Let’s do a small, simple, question-answer exercise and we will be able to work out if you are a Mummy’ Boy.
- Does your mother cook for you and hover around you doing everything for you even though you’re over 18?
- Does your mother save you from getting yelled at by your father?
- This is my favourite question: Does your mother hate your wife or vice versa?
Look, let’s just face it that it’s really very hard for a mother to let go of her children, especially her sons. For some unexplainable reason, there’s always this rather strong bond between mothers and their sons and it tends to get stronger with age, and more so when their son gets married.
Allow me to share what I have observed over the years and experienced myself. When a woman finds out her son is dating, whether she admits or not, deep down there will be a pang of jealousy. Yes, I’m going to call it jealousy because this gets worse when her little boy becomes man enough to want to get married and poor mummy is sitting there hating on her son’s choice just because she feels he now loves her even more.
Many women proclaim that they are brilliant mothers in law, they get on really well with their son’s girlfriend and so on, but no one’s about to come out and admit she doesn’t like her son’s choice. This phenomenon is almost as rare as hen’s teeth.
While it’s ok for your mum to love you so much, dude, you need to style up a bit, especially if you are married. Give some love and respect to your wife/ partner. Your wife looks up to you as her knight in shining armour. Respect her, love her and cherish her. You will see that as long as you give her this respect without bowing down to pressure from your interfering mother, you will have a happy life.
Respect your wife enough to let her be the woman she is and not be the woman your mother wants her to be or you moulding her to mummy you. She is not your mother but your partner and if you have mummy issues get counseling for them. Your Oedipal complex needs severe help.

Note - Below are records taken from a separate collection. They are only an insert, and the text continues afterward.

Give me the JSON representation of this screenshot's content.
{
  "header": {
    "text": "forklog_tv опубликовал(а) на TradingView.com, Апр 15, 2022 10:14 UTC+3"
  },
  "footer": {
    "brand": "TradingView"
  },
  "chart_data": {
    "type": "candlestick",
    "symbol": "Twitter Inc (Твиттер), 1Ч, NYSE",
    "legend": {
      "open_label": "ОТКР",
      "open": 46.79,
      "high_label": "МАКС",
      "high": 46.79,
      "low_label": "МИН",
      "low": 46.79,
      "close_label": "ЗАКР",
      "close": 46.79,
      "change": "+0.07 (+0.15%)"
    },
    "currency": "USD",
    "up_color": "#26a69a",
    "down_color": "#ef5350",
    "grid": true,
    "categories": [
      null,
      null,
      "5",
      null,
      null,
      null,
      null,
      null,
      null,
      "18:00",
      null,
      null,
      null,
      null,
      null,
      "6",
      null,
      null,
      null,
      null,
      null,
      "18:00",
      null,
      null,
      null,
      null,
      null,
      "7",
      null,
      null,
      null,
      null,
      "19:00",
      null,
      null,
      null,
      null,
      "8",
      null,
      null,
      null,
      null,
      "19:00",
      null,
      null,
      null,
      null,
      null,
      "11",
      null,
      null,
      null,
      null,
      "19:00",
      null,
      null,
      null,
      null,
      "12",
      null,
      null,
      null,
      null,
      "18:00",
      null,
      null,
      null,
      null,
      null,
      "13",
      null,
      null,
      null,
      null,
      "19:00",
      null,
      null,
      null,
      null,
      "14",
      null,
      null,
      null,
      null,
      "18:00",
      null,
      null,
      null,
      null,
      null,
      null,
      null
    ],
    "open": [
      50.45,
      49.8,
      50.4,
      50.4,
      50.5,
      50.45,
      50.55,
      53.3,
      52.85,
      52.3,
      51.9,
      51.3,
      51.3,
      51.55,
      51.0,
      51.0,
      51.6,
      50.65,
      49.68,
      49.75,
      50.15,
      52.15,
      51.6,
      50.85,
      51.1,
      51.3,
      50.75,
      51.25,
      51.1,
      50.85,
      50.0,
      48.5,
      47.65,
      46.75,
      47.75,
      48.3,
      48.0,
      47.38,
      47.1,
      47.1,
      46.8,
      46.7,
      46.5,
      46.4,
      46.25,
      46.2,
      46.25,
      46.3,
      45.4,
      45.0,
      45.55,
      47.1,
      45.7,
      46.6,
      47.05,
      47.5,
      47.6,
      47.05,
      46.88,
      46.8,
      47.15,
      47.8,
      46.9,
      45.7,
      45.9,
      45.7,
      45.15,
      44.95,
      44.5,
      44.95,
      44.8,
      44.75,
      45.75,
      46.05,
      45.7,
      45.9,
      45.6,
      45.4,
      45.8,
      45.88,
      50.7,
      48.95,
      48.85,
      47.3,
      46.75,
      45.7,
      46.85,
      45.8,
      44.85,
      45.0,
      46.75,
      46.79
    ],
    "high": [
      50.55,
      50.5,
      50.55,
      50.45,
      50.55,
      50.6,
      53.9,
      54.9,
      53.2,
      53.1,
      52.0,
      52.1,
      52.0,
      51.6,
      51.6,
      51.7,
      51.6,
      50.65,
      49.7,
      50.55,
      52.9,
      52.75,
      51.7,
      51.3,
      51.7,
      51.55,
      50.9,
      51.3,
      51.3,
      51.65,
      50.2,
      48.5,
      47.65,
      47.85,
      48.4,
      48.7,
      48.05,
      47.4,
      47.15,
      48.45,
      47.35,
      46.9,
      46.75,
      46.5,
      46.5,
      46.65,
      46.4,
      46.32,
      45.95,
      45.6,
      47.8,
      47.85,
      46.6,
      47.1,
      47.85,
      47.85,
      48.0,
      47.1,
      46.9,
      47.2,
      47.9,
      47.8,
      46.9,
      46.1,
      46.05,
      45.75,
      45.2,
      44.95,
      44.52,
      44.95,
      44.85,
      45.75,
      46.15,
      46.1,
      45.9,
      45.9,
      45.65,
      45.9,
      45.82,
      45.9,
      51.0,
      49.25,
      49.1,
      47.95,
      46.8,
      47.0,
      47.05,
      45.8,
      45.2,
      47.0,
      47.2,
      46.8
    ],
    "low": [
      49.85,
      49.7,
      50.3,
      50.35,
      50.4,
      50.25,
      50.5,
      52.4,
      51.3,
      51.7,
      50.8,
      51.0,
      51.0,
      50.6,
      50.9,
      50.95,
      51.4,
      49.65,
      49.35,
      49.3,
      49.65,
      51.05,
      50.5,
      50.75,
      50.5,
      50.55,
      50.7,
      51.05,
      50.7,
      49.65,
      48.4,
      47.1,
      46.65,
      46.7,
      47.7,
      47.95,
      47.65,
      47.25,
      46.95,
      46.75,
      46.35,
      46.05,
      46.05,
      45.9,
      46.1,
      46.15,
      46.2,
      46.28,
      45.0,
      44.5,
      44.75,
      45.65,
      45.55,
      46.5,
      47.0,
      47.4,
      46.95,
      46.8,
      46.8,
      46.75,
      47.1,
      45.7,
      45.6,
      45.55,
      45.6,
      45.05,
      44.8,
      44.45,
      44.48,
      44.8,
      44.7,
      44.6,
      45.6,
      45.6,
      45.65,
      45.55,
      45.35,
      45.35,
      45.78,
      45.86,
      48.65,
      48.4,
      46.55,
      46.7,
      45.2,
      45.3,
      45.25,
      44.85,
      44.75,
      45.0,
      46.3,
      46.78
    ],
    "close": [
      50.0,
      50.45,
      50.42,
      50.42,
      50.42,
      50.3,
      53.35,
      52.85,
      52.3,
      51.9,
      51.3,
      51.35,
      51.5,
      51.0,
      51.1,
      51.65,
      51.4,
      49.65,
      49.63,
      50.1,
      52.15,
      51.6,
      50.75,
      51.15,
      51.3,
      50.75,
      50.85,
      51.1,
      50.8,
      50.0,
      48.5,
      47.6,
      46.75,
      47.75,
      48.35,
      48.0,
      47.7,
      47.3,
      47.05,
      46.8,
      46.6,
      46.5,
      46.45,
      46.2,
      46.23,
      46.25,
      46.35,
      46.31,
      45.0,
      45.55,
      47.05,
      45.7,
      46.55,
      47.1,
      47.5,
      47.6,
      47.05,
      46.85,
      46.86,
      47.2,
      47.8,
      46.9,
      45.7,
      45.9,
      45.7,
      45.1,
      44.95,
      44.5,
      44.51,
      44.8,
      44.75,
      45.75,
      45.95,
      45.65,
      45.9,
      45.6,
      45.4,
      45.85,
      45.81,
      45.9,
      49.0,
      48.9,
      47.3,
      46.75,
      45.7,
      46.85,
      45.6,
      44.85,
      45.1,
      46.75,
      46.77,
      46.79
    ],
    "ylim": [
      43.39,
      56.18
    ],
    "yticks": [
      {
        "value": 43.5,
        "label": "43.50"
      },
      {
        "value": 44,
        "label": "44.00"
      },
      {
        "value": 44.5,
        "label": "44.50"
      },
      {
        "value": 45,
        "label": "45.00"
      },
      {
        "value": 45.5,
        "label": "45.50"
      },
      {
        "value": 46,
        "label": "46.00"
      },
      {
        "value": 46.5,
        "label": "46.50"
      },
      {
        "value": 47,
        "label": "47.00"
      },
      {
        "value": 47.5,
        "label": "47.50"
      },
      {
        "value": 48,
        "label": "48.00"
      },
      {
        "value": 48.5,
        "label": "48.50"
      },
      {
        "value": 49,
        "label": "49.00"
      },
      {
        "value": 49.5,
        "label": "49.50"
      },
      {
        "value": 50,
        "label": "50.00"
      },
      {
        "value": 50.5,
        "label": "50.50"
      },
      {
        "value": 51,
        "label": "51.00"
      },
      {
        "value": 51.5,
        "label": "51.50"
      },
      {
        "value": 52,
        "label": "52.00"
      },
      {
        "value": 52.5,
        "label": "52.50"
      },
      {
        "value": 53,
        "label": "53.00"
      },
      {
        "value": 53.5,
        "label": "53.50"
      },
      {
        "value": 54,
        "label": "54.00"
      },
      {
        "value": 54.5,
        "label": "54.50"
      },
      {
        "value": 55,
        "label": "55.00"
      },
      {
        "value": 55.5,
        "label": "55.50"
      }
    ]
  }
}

I’m not saying cut ties off from your mother for the sake of your wife. No way. I’m just asking you to cut off the apron strings that unhealthily bind you to your mother. Have a healthy relationship with her; be able to tell her not to interfere in your marital life without being disrespectful. Also make sure the two women who mean the world to you understand your relationship with the other. You cannot cut off from your mother and you cannot abandon your wife. If you give enough attention and love to both parties, you will be a happy man and also never allow these two women to bring their arguments to you. They should have the sense to sit down with each other and iron out their differences. It may be difficult but not impossible.